Os efeitos da obesidade na saúde pública

Enviada em 21/07/2020

O advento da Segunda Revolução industrial no século XIX, fez com que o consumo na população mundial aumentasse devido à produção em massa, com isso, a sociedade adotou a praticidade em detrimento da saúde, como no consumo de alimentos industrializados. Aliado a esse fator, a tecnologia proporcionou uma maior sedentarização do indivíduo.

Em primeiro plano, a falta da prática de exercícios físicos é uma das principais causas que levam ao crescimento da obesidade. Segundo o estudo da Universidade de Illinois, de Chicago, atividades físicas aumentam a capacidade de concentração e melhor desempenho em testes acadêmicos. Entretanto, os aparelhos tecnológicos como notebooks, smartphones e tablets desestimulam o indivíduo a praticar algum esporte. Além disso, a educação física nas escolas é vista apenas como uma atividade lúdica, ignorando a função biológica da mesma. A sedentarização, além da obesidade, traz sérias doenças, como hipertensão e diabetes, ou seja, é preciso que haja incentivos para que os indivíduos se movimentem mais, a fim de evitar essas enfermidades.

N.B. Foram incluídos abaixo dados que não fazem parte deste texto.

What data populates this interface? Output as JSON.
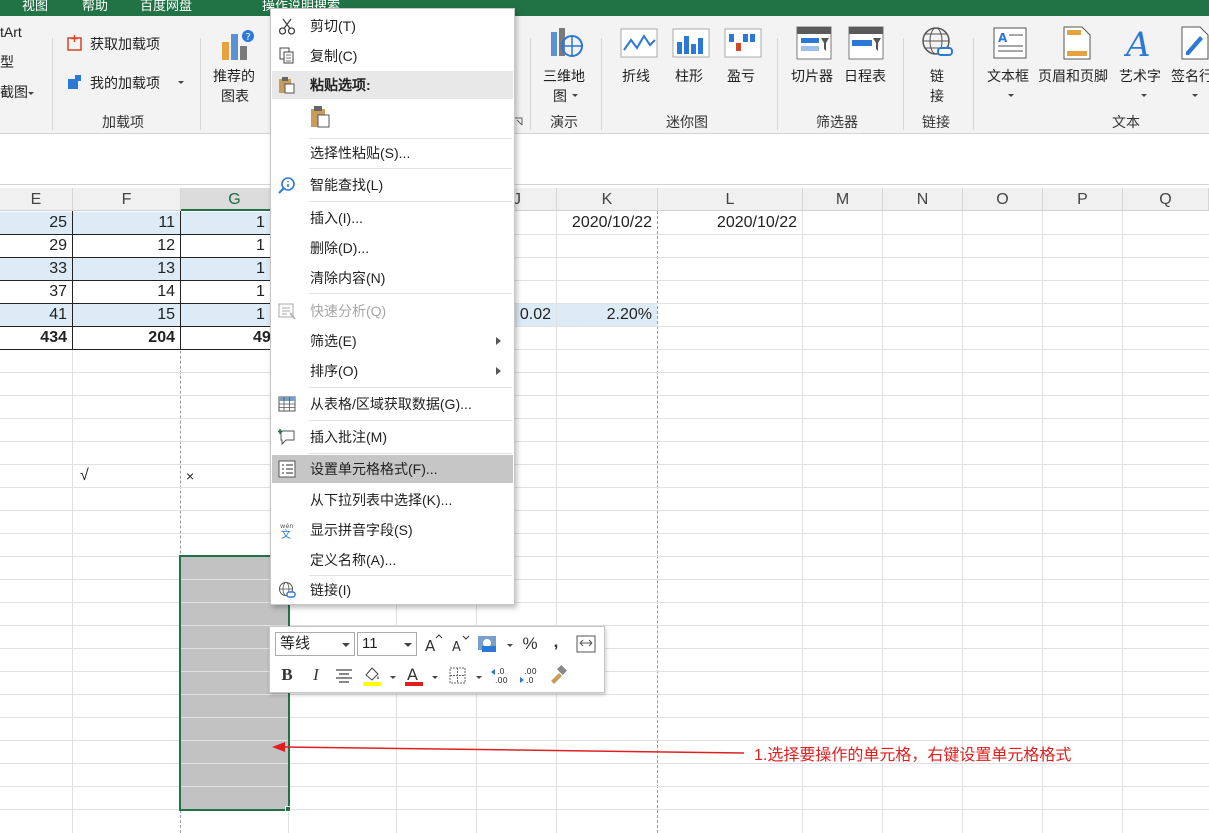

Diante disto, é imprescindível citar a questão mercadológica como entrave para uma alimentação de qualidade no país. Os produtos orgânicos, assim como aqueles sem lactose ou glúten, possuem o preço elevado em relação aos industrializados, tanto pela menor quantidade nas prateleiras, quanto por ser mais caro e demorado para produzir e levar ao mercado. Por esses motivos, o consumidor opta pelo mais barato que, no que lhe concerne, possui excesso em sódio, açúcar a agrotóxicos, contribuem para a obesidade e piora a saúde do brasileiro

Posto isto, torna-se evidente que mudanças devem ser realizadas com urgência para alterar esse cenário no Brasil. Primeiramente, o Ministério da Educação deve capacitar educadores físicos, através de cursos extracurriculares, para que as atividades nas escolas sejam melhores conduzidas e tratadas como algo fulcral para a saúde do aluno, cabe também ao Ministério da Saúde promover camapnhas de conscientização aos riscos da obesidade, levando informação á população. Ademais, é preciso que as autoridades criem mecanismos que deem isenção fiscal ou benefícios econômicos para empresas que produzirem alimentos orgânicos e menos tóxicos com um preço acessível ao consumidor, pois dessa maneira, a alimentação saudável será estimulada na sociedade. Somente assim, a obesidade deixará de ser uma preocupação, assim como as doenças consequentes dela serão reduzidas.